In questo caso gli immunologi parlano di
possibilità di malattia autoimmune dovuta
alla compromissione dell’immunotolleranza. Processi simili si hanno nei casi delle allergie, con la differenza che in questo caso
le iperimmunizzazioni che provocano la
malattia si rivolgono contro le proteine dei
peli dei gatti, gli acari della polvere, i semi
di determinate piante o strutture simili.
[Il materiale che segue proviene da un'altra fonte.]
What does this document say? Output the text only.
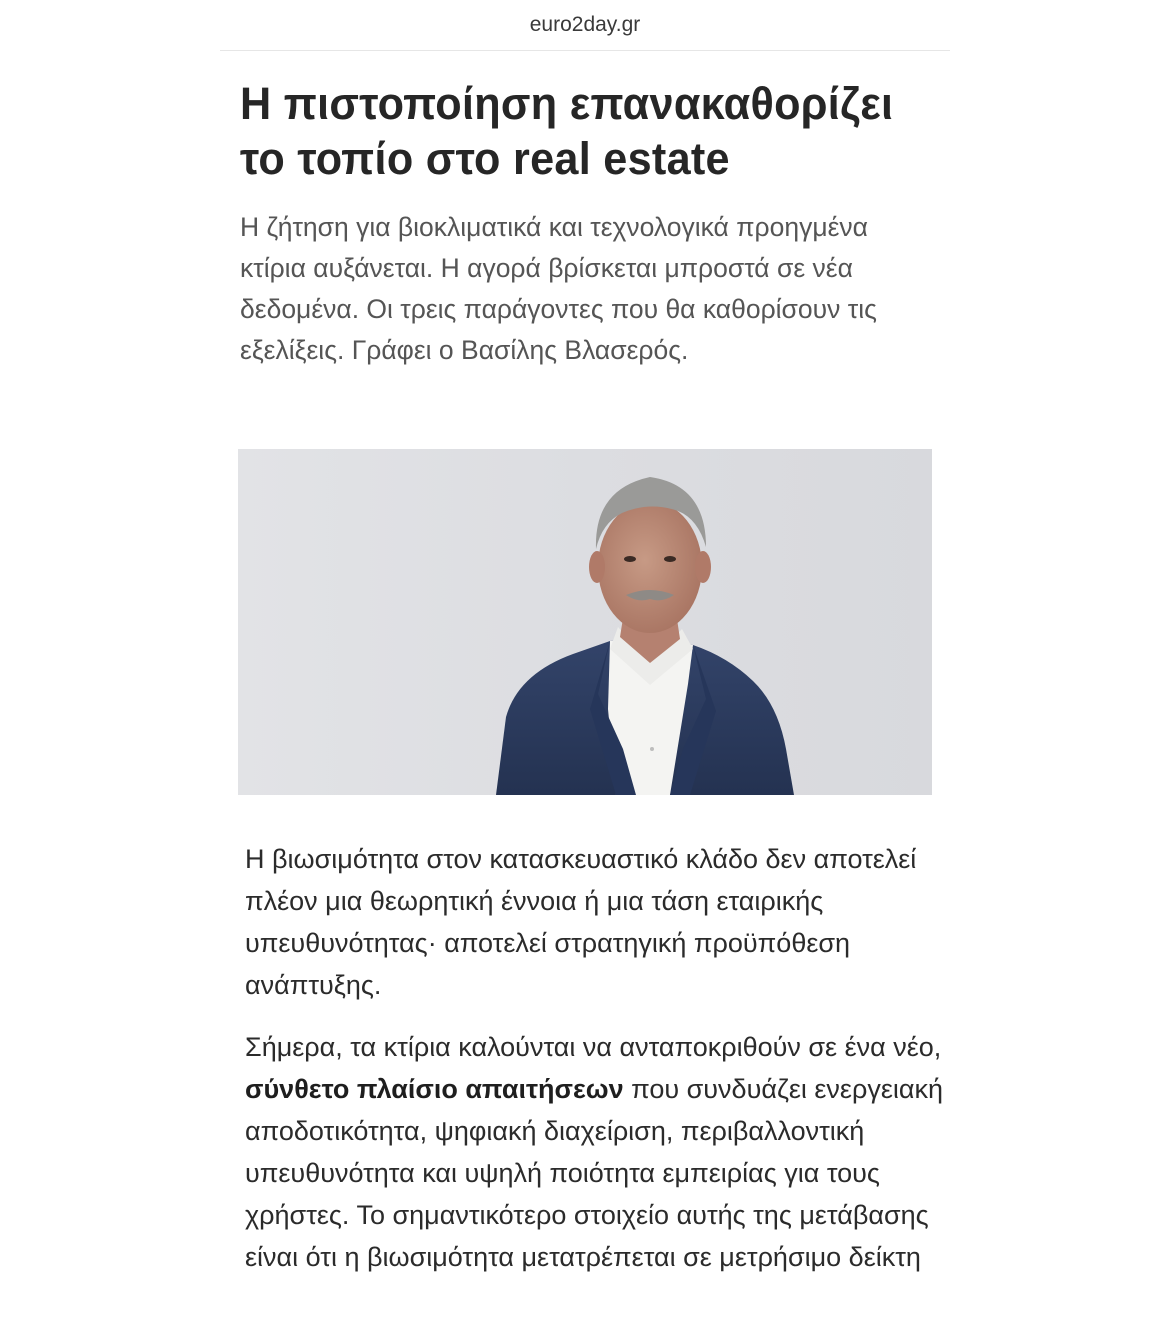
euro2day.gr
Η πιστοποίηση επανακαθορίζει το τοπίο στο real estate

Η ζήτηση για βιοκλιματικά και τεχνολογικά προηγμένα κτίρια αυξάνεται. Η αγορά βρίσκεται μπροστά σε νέα δεδομένα. Οι τρεις παράγοντες που θα καθορίσουν τις εξελίξεις. Γράφει ο Βασίλης Βλασερός.

Η βιωσιμότητα στον κατασκευαστικό κλάδο δεν αποτελεί πλέον μια θεωρητική έννοια ή μια τάση εταιρικής υπευθυνότητας· αποτελεί στρατηγική προϋπόθεση ανάπτυξης.

Σήμερα, τα κτίρια καλούνται να ανταποκριθούν σε ένα νέο, σύνθετο πλαίσιο απαιτήσεων που συνδυάζει ενεργειακή αποδοτικότητα, ψηφιακή διαχείριση, περιβαλλοντική υπευθυνότητα και υψηλή ποιότητα εμπειρίας για τους χρήστες. Το σημαντικότερο στοιχείο αυτής της μετάβασης είναι ότι η βιωσιμότητα μετατρέπεται σε μετρήσιμο δείκτη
Nel caso della SM l’iperimmunizzazione è
rivolta contro il tessuto dell’SNC, e viene
trasmessa principalmente dai cosiddetti
linfociti T helper, una particolare tipologia
di globuli bianchi. La reazione determina
a sua volta altri meccanismi infiammatori e cellule infiammatorie. Si ritiene che
il processo sia innescato da una infezione virale, provocata da determinati virus
come ad esempio il virus di Epstein-Barr,
che provoca la mononucleosi infettiva.
Probabilmente però tra i fattori scatenanti
possono rientrare molti altri virus che provocano infezioni delle vie aeree superiori
o influenza. Inoltre il soggetto deve avere
una determinata predisposizione genetica.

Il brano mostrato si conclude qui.